The women's elite field was not giant, but 5 of us created a pack out front quickly into the first 200m of the race. The first mile, which actually was 0.86 (due errors with the road closures) was a combination of downhill, uphill, hard right turn, hard left turn. I was feeling fresh and we were moving at (prescribed) 5:45 pace. Mile two was tough. We were all fresh enough to jam up the biggest hill just after crossing the river, but it wasn't without some pain. At mile two we dropped to a lead pack of four. Through mile 3.5 it was up and down, up and down, then it finally flattened out a bit. Allison Mendez opened up and the pack of 4 turned into a line of 4, I was holding up the rear. I wasn't feeling like I was running at my heart rate threshold (where I should be when running all out) but I couldn't really pick up my legs and go much faster. I have been experiencing some tightening in my tfls (hips) and IT bands recently, and I know the cold was not being good to me during this race. The goal was to just maintain. I will admit, watching the three girls ahead of me take off and disappear around a curve, I felt like settling. Can’t have that can we? I started to focus on my core and picking up my knees. Around mile 6 I finally felt like I was getting into my groove. Some master’s men pulled up beside me and I did my best to work with them, and came up beside Gina just before mile 8. Mile 4 through 9 were a slight grade uphill, not enough to visually notice at times, but man did my splits show it. I just tried to maintain until we reached the crest just after mile 9 and dropped down to the St. Paul capital building and across the finish line. I came in 3rd, with a time of 59:04. 

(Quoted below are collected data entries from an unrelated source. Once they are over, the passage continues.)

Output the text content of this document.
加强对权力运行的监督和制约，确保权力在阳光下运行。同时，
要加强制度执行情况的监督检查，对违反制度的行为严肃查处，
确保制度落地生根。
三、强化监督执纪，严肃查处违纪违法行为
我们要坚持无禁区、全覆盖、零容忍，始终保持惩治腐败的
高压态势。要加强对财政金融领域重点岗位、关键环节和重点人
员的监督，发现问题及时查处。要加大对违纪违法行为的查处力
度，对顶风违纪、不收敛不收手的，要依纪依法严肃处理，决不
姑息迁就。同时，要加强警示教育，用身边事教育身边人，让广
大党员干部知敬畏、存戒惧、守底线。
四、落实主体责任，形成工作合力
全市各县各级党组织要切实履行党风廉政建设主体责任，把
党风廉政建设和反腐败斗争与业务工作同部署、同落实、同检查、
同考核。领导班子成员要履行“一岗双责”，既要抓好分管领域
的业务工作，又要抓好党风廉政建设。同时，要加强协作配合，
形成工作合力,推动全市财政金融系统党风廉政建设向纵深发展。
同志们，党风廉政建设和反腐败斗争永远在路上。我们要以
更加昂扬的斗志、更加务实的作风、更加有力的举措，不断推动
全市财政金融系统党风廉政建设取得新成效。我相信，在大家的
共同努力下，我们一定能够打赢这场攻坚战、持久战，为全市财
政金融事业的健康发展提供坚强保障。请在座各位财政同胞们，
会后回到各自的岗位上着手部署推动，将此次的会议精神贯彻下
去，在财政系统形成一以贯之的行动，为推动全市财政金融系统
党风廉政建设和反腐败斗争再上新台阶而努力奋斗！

The course was very challenging and absolutely beautiful. Twin Cities in Motion and all of their volunteers did such a fantastic job holding this race. I got to run my first race as a Team USA Minnesota Athlete in the amazing place I will soon get to call home. I couldn't have asked for a better course and experience. 

So what’s my take on my finish? I am not too thrilled about how my pace turned out. Considering some of the workouts I did leading up to this race, I know I am capable of a faster average mile pace. I also realized during that first mile that this was the first time I had ever RACED a road race. Prior to Sunday, I had only RUN a road race. I spent my past two marathons and my half marathon running completely alone. It was a completely new experience to be running with competition and to have to work strategically with and against one another. Lastly, it was my first race back since my February marathon and my calcaneus stress fracture. My coach told me that it was expected to feel weird and different to be back on the roads like that. 

So the goal now? Recover, take care of the tightness, and get ready for the even bigger and more competitive field at the EQT Pittsburgh 10 miler on November 9th

RRCA Road Scholar Grant 

On Tuesday a press release was sent out naming the eight athletes who received the Road Scholar Grant from the RRCA organization. It’s a huge honor to not only represent the RRCA while I race the roads for the next year, but also pretty cool to be included in the list of incredible athletes who were also named grantees, this year and years prior. It’s a great feeling to be receiving the same award the 2014 US Marathon Champion Esther Erb received. I met her at the great Twin Cities elite after party on Sunday and got to hear all about how her race went, the play by play was great. I find her very inspiring, and to be considered by the RRCA to have potential, just like she has potential, feels so great. This organization is helping athletes like me race to roads and continue to represent the amazing American distance running movement. 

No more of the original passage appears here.